Sunday, June 12, 2016

Apresiasi Sastra (artikel)

Kenapa Dengan Apresiasi Kita

http://nunostory.net63.net/wp-content/uploads/2012/01/Apresiasi-Sastra.png





Apresiasi sastra di negeri ini agaknya masih menjadi sebuah Indonesia yang tertinggal. Dari sekitar 220-an juta penduduk yang menghuni bumi Indonesia bisa jadi hanya sekitar 10% yang memiliki kadar apresiasi sastra yang memadai. Selebihnya, masih terperangkap dalam pemujaan budaya pop; sebuah budaya yang berkiblat pada penikmatan dunia seni berdasarkan selera massal. Namun, kalau kita mau jujur, harus diakui bahwa sastra di negeri ini masih amat dimarginalkan. Lihat saja teks-teks sastra, seperti cerpen atau puisi yang bertaburan di media massa cetak pada setiap edisi Minggu. (Nyaris) teks-teks tersebut hanya sebatas dibaca beberapa gelintir orang saja. Berita-berita perselingkuhan, kekerasan, politik, hukum, olahraga, atau ekonomi, masih memiliki nilai jual tinggi ketimbang cerpen atau puisi. Tak berlebihan kalau banyak koran yang terpaksa harus menutup rubrik sastra lantaran sepi peminat.
Apresiasi sastra sangat erat kaitannya dengan pengalaman estetik, imajinatif, personal, dan kemampuan menggerakkan syaraf-syaraf intuitif untuk bersentuhan dengan beragam fenomena hidup dan kehidupan.
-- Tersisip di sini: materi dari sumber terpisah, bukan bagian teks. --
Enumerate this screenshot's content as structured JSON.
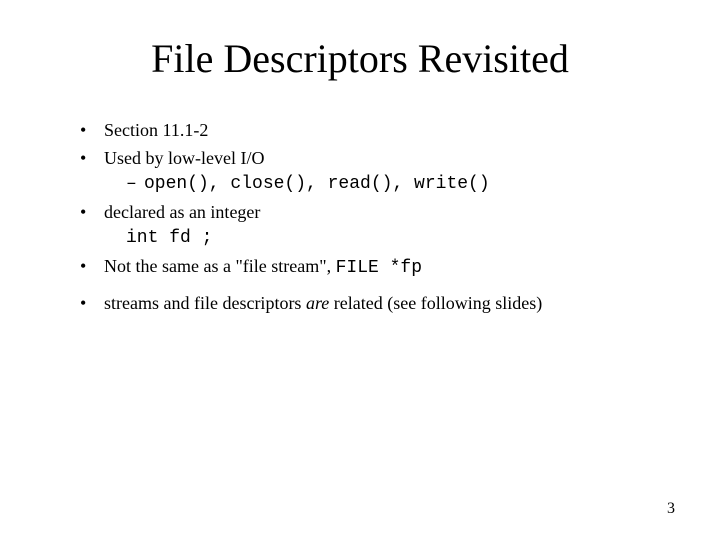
{
  "slide": {
    "title": "File Descriptors Revisited",
    "bullets": {
      "b1": "Section 11.1-2",
      "b2": "Used by low-level I/O",
      "b2_sub": "open(), close(), read(), write()",
      "b3": "declared as an integer",
      "b3_code": "int fd ;",
      "b4_prefix": "Not the same as a \"file stream\", ",
      "b4_code": "FILE *fp",
      "b5_prefix": "streams and file descriptors ",
      "b5_italic": "are",
      "b5_suffix": " related (see following slides)"
    },
    "page_number": "3"
  }
}
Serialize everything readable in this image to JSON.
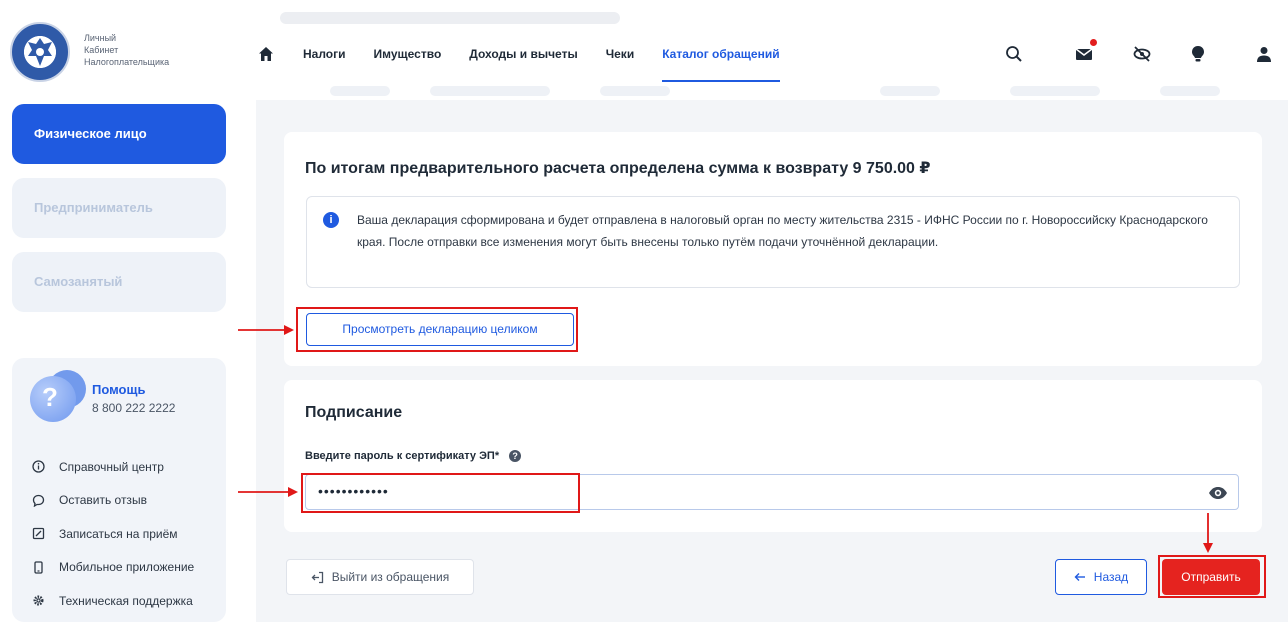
{
  "logo": {
    "line1": "Личный",
    "line2": "Кабинет",
    "line3": "Налогоплательщика"
  },
  "nav": {
    "items": [
      {
        "label": "Налоги"
      },
      {
        "label": "Имущество"
      },
      {
        "label": "Доходы и вычеты"
      },
      {
        "label": "Чеки"
      },
      {
        "label": "Каталог обращений"
      }
    ],
    "active_index": 4
  },
  "header_icons": [
    "search-icon",
    "mail-icon",
    "eye-off-icon",
    "lightbulb-icon",
    "user-icon"
  ],
  "sidebar": {
    "roles": [
      {
        "label": "Физическое лицо",
        "active": true
      },
      {
        "label": "Предприниматель",
        "active": false
      },
      {
        "label": "Самозанятый",
        "active": false
      }
    ],
    "help": {
      "title": "Помощь",
      "phone": "8 800 222 2222",
      "links": [
        {
          "label": "Справочный центр",
          "icon": "info-circle-icon"
        },
        {
          "label": "Оставить отзыв",
          "icon": "chat-bubble-icon"
        },
        {
          "label": "Записаться на приём",
          "icon": "edit-calendar-icon"
        },
        {
          "label": "Мобильное приложение",
          "icon": "phone-icon"
        },
        {
          "label": "Техническая поддержка",
          "icon": "gear-icon"
        }
      ]
    }
  },
  "result": {
    "title": "По итогам предварительного расчета определена сумма к возврату 9 750.00 ₽",
    "info_text": "Ваша декларация сформирована и будет отправлена в налоговый орган по месту жительства 2315 - ИФНС России по г. Новороссийску Краснодарского края. После отправки все изменения могут быть внесены только путём подачи уточнённой декларации.",
    "view_button": "Просмотреть декларацию целиком"
  },
  "signing": {
    "title": "Подписание",
    "password_label": "Введите пароль к сертификату ЭП*",
    "password_value": "••••••••••••"
  },
  "actions": {
    "exit": "Выйти из обращения",
    "back": "Назад",
    "send": "Отправить"
  },
  "colors": {
    "accent": "#1f5ae0",
    "danger": "#e5231f",
    "annotation": "#e01818"
  }
}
Ia tak bisa disamakan ketika seseorang menyantap hamburger atau menenggak bir yang bisa langsung terasa di kerongkongan atau tenggorokan. Proses apresiasi sastra sangat erat kaitannya dengan ranah emosional dan pengalaman batiniah. Meski demikian, tidak lantas berarti bahwa proses apresiasi sastra menjadi sesuatu elitis dan soliter. Ia bisa digeluti, digauli, dan diakrabi oleh siapa pun tanpa membedakan status, jabatan, dan atribut-atribut sosial yang lain. Apresiasi sastra sah menjadi hak setiap orang. Ia akan sangat ditentukan oleh faktor minat dan kemauan politik untuk menyentuhnya.
Dengan kadar apresiasi sastra yang memadai, kita menjadi lebih toleran, peka, dan tak gampang terperangkap untuk melakukan tindakan-tindakan konyol yang bisa menodai citra keharmonisan hidup. Apresiasi sastra menjadi lorong yang tepat untuk membangun manusia yang lebih berbudaya, utuh, dan manusiawi. Melalui pengalaman-pengalaman hidup yang terungkap dalam teks sastra, pembaca akan mendapatkan asupan gizi batin yang cukup sehingga secara tidak langsung akan terus mengendap ke dalam gendang memori. Jika proses apresiasi sastra terus dilakukan secara intens dan total, kita makin kaya pengalaman hidup dan terus bersemayam ke dalam nurani, sehingga tak gampang menyakiti dan menistakan orang lain.
Perangkap budaya pop dan apresiasi sastra yang merana juga tampak jelas di layar kaca dengan bejibunnya sinetron picisan yang suka menguras air mata dan memuja hantu. Kisah yang disuguhkan makin jauh dari realitas dan tidak membumi. Namun, ironisnya, justru sinetron semacam itu yang disukai penonton. Pengelola stasiun TV agaknya paham benar dengan ledakan budaya massa yang semacam itu, sehingga tak mau melirik kisah-kisah pilihan yang mampu menyuburkan sikap empati penonton. Buat apa susah-susah membuat sinetron yang bagus kalau pada kenyataannya justru sepi penonton dan iklan?
Entah sampai kapan apresiasi sastra di negeri ini terus terpinggirkan. Dunia pendidikan yang diharapkan mampu menjadi benteng untuk menyelamatkan apresiasi sastra di kalangan generasi masa depan pun agaknya makin tak berdaya akibat demikian kuatnya gerusan budaya pop di tengah-tengah kehidupan masyarakat. Sementara itu, menunggu keteladanan para pejabat dan kaum elite kita untuk mencintai dan mengakrabi sastra agaknya juga sebuah utopia bagaikan menunggu godot.